Apple, Google and Facebook are all leading the way as the world’s most successful tech titans, so it’s no surprise that America is at the forefront of people’s minds when they think of the technology industry.
But where does Europe fit into the picture?
The below map infographic, made by MyVoucherCodes, shows a few of the continent’s household tech names as well as some lesser known companies. Each country has been labelled with one of its biggest tech companies, based on valuation, and each map has been categorised into groups – Titans ($50bn+), Decadons ($10-50bn), Unicorns ($1bn+) and Rising Stars (potential to reach $1bn).
At the top of our list we have SAP SE – a German software company that develops enterprise software for business operations and customer relations. Having recently opened its very own cloud data centre in the UAE, SAP’s move signifies Europe’s desire to follow the US with its growing appetite for the Middle Eastern market.

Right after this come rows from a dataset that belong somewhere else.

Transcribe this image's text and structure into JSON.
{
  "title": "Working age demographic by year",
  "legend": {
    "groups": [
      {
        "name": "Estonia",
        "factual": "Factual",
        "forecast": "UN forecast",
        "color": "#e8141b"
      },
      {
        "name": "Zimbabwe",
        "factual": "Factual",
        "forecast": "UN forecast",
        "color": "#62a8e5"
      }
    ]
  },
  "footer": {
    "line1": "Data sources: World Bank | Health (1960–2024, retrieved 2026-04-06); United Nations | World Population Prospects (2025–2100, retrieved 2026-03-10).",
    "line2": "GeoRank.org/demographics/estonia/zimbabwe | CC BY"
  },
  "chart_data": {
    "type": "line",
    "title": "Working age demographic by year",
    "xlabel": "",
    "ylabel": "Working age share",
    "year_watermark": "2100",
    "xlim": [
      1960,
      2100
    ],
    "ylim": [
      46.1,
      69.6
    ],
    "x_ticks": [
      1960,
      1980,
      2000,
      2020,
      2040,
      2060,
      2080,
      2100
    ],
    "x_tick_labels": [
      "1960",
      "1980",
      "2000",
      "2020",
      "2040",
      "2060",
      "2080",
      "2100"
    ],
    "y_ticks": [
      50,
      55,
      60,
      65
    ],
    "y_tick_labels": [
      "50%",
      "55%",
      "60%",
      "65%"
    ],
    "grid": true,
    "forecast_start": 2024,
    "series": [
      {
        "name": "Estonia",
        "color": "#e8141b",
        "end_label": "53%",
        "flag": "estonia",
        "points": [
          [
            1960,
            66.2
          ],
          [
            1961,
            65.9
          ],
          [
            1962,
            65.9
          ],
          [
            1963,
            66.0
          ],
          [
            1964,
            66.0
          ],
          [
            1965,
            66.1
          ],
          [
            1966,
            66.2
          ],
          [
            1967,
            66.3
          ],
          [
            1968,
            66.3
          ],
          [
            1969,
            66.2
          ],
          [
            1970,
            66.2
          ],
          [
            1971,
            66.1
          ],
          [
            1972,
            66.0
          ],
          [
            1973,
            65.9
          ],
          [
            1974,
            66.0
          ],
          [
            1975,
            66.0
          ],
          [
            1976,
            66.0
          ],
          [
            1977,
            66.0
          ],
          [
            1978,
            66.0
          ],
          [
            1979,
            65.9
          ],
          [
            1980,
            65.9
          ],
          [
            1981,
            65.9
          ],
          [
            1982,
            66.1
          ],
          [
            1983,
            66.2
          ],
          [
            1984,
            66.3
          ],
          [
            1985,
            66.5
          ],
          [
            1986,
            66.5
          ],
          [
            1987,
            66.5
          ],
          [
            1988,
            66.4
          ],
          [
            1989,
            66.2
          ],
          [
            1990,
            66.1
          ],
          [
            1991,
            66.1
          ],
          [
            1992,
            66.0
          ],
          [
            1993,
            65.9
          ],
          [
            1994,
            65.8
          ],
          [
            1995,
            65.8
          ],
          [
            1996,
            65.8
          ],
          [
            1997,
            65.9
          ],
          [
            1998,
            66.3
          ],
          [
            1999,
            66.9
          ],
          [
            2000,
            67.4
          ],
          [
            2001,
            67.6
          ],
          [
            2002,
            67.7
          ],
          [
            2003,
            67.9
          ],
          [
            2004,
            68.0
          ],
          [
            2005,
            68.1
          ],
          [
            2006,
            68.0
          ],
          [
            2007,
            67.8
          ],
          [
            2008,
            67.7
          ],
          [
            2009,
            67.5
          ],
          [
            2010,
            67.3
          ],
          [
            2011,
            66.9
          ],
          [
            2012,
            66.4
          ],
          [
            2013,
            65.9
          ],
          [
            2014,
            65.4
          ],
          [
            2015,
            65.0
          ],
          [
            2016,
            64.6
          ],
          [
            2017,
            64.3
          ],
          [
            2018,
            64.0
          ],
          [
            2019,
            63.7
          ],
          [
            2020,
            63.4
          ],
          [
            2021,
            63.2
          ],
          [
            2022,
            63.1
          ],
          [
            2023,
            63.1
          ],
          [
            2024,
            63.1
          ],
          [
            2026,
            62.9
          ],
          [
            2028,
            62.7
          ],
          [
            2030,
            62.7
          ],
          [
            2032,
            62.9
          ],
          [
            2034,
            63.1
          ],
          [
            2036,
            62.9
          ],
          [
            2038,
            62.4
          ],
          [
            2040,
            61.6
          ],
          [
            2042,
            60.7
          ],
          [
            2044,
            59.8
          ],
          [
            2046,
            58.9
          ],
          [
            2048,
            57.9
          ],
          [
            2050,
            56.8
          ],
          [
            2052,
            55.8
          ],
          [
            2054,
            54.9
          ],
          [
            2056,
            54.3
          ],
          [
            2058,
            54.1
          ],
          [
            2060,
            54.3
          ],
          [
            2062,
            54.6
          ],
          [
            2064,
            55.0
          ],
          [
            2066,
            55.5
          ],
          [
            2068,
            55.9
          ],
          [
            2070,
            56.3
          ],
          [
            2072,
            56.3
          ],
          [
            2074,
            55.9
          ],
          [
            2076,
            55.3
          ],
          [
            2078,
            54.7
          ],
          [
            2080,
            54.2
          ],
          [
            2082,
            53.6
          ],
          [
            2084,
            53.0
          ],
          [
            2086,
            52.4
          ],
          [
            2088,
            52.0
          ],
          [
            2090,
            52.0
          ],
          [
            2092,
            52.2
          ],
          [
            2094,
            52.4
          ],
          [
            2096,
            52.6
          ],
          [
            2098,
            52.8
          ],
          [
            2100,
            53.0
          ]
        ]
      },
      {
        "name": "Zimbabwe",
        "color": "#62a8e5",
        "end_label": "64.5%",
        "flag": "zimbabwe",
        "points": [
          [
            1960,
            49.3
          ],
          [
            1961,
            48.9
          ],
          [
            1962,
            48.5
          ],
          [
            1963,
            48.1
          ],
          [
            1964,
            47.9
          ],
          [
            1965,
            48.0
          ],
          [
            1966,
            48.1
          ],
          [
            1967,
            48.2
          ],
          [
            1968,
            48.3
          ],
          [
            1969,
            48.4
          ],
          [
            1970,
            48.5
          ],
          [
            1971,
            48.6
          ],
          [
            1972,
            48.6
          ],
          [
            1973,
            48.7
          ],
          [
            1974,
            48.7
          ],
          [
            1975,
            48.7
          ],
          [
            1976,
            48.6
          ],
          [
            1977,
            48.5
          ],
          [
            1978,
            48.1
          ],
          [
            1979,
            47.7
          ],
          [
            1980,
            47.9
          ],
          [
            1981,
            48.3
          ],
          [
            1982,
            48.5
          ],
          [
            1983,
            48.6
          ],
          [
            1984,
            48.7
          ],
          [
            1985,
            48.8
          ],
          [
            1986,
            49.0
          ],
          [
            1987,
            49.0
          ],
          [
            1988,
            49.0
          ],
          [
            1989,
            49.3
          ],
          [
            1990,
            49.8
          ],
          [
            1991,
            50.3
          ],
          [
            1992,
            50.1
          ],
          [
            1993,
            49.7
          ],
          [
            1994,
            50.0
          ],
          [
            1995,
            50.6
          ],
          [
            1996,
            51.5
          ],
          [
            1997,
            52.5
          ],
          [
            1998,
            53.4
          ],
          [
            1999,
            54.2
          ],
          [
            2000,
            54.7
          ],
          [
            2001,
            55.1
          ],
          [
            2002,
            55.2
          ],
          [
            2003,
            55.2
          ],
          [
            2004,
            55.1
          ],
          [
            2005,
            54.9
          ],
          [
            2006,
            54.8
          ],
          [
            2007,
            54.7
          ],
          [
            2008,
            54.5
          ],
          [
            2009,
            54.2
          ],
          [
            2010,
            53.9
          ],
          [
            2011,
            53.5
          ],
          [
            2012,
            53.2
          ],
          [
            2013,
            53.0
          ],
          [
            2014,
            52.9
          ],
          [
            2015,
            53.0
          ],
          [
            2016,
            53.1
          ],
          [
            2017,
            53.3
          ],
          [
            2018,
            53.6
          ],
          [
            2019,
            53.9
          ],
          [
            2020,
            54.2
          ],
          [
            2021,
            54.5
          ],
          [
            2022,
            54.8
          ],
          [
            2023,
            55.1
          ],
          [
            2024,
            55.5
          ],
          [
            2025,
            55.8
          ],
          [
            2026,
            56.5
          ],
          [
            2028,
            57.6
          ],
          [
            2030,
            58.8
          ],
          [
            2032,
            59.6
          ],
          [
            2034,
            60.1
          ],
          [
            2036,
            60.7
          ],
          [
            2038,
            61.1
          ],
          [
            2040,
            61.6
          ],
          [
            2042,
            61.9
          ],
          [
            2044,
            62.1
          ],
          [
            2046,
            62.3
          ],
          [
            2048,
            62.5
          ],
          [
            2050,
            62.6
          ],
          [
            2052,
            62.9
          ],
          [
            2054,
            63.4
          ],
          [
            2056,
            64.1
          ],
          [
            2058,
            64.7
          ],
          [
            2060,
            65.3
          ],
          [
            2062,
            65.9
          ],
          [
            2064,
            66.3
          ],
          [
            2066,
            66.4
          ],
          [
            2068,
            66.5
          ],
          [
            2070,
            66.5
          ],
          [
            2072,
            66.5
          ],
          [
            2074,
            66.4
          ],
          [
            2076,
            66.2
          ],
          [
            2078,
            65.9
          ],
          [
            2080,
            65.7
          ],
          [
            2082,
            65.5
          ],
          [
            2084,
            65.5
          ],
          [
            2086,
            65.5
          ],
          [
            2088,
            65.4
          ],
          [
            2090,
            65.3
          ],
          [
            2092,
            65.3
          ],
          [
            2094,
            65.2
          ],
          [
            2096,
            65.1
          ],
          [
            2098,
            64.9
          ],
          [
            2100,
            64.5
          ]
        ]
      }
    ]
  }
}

As for Decadons, it’s the Nordic countries that are racing ahead. With companies such as Spotify, Nokia and Skype, Sweden and Finland have excelled in producing brands that demonstrate how to use technology as a means of communication and sharing information.
Other markets which continue to soar in this category include the semiconductor industry, automotive market, and providers of information, data and services.
Europe has just shy of 50 tech unicorns, according to Business Insider. And while the UK may have the largest cumulative value of all European countries, Sweden, Germany, Israel and Russia (all of which are home to major Decadon companies) aren’t far behind.
Our research found that Europe is commonly home to software unicorns – the most valuable on this list being Ireland’s Fleetmatics. The e-commerce industry also remains a strong player in the field thanks to the likes of Just Eat, Yoox, Net-A-Porter and Allegro, and European online gaming companies such as PokerStars, Bwin and Evolution Gaming are all making their mark.
Last but by no means least, we wanted to wave the flag for some of the continent’s lesser-known companies. Despite their smaller valuations, these tech businesses are all being recognised for their pioneering developments and have a great deal of potential.
Electric car manufacturer, Rimac Automobili, was listed on this year’s Financial Times’ ‘1000 Europe’s Growing Fastest Companies’ and has signed deals to provide components for world-class car manufacturers including Aston Martin and Jaguar.
To conclude, Europe still has a long way to go to become a fully-fledged tech juggernaut, but it’s made some tremendous strides in recent years. The UK may be hailed by many as Europe’s technology capital, but it’s not the only country driving success or producing billion-dollar companies. Europe’s potential to create tech titans is at an all-time high and it’s time to start rethinking the structure of our tech ecosystem to maximise these opportunities.